15 Dec / Another Brooklyn by Jacqueline Woodson [in Library Journal]
August, an Ivy League-pedigreed, peripatetic anthropologist who studies death in the farthest reaches of the world, returns home to Brooklyn to bury her father. A chance subway meeting with a childhood friend plunges August back into memories of another Brooklyn of the 1970s, when she was 8, her brother 4. Newly arrived from Tennessee, they were lost without a mother, left alone by a father working hard to support and protect his remaining family.
August comes of age as part of a quartet of local girls, along with Sylvia, Angela, and Gigi; amidst their dreams of becoming a lawyer, dancer, actress, each must fight the too-eager boys, the abusive men, and the suffocating expectations designed to ensnare their vibrant determination to survive – and achieve.

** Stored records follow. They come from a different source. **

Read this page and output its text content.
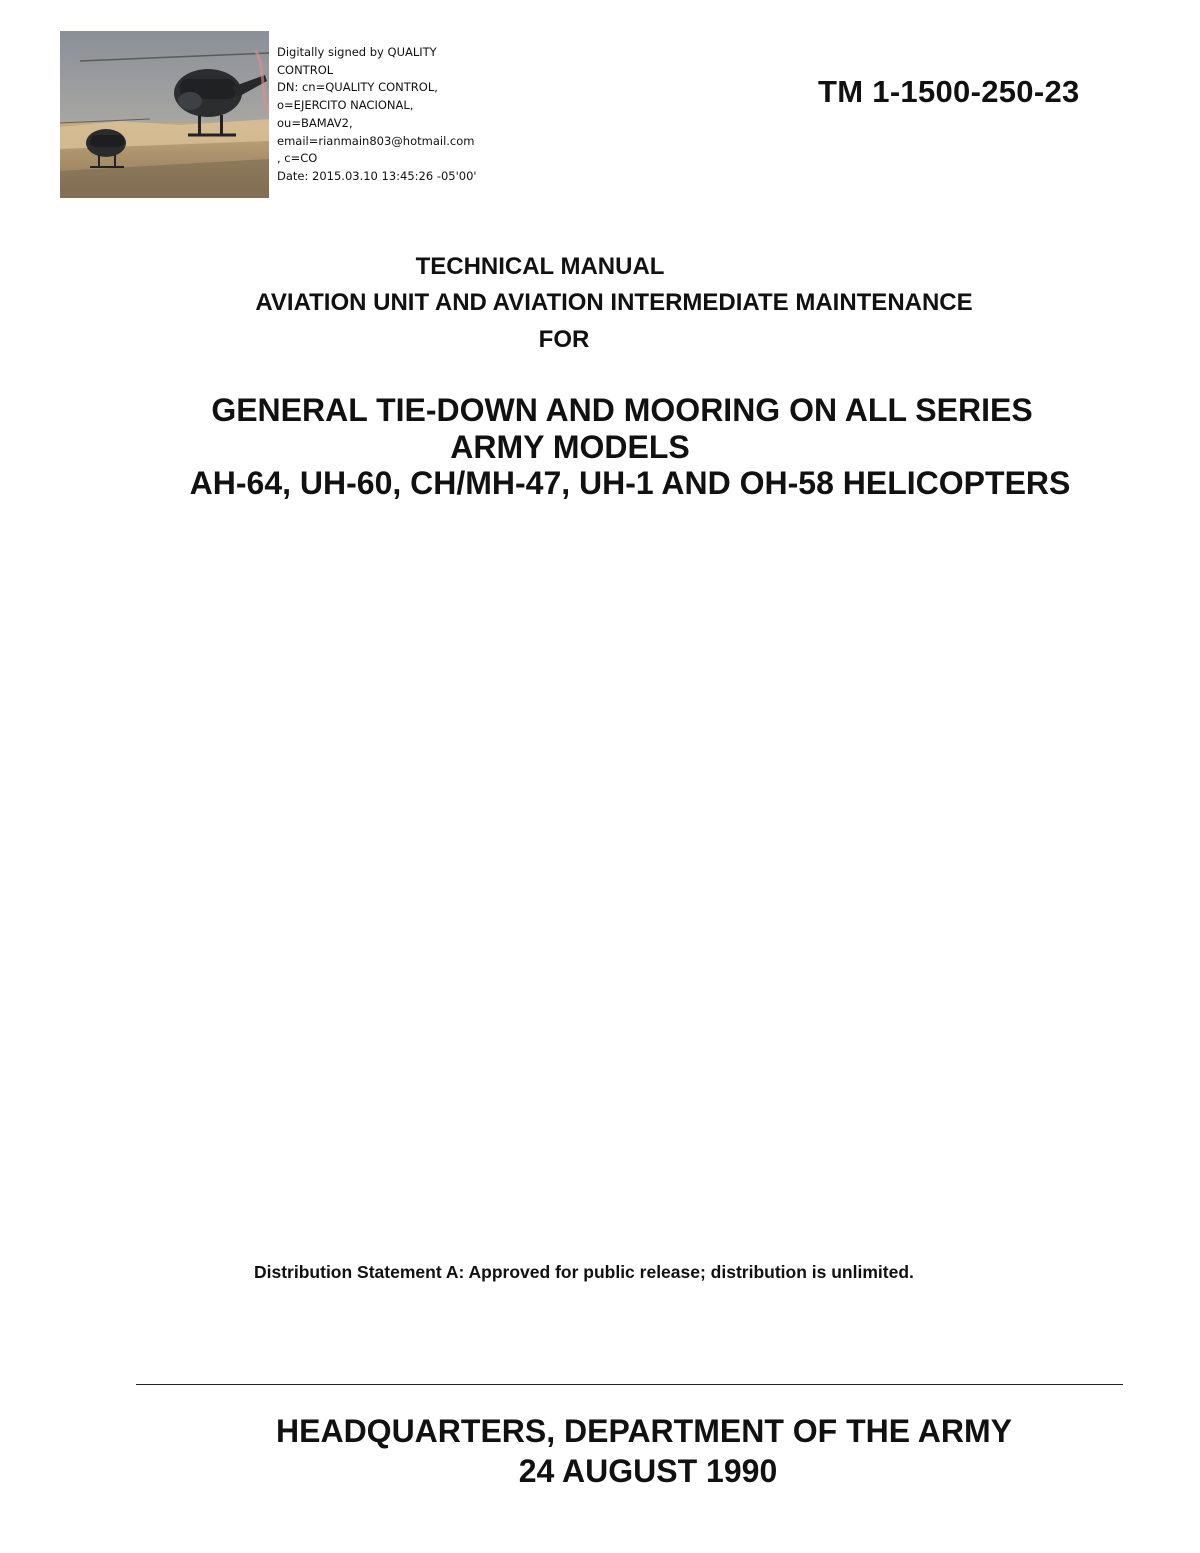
Digitally signed by QUALITY
CONTROL
DN: cn=QUALITY CONTROL,
o=EJERCITO NACIONAL,
ou=BAMAV2,
email=rianmain803@hotmail.com
, c=CO
Date: 2015.03.10 13:45:26 -05'00'
TM 1-1500-250-23
TECHNICAL MANUAL
AVIATION UNIT AND AVIATION INTERMEDIATE MAINTENANCE
FOR
GENERAL TIE-DOWN AND MOORING ON ALL SERIES
ARMY MODELS
AH-64, UH-60, CH/MH-47, UH-1 AND OH-58 HELICOPTERS
Distribution Statement A: Approved for public release; distribution is unlimited.
HEADQUARTERS, DEPARTMENT OF THE ARMY
24 AUGUST 1990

Following Brown Girl Dreaming, which won the young adult 2014 National Book Award, Jacqueline Woodson’s first adult novel in 20 years is a revelatory record of memory lost and found, of girlhood examined from adulthood, of families born and families chosen, of mutable relationships and everlasting bonds. Narrator Robin Miles’s rich elocution adds nuanced depth to Woodson’s already magnificent prose. A gorgeous, necessary acquisition for every library.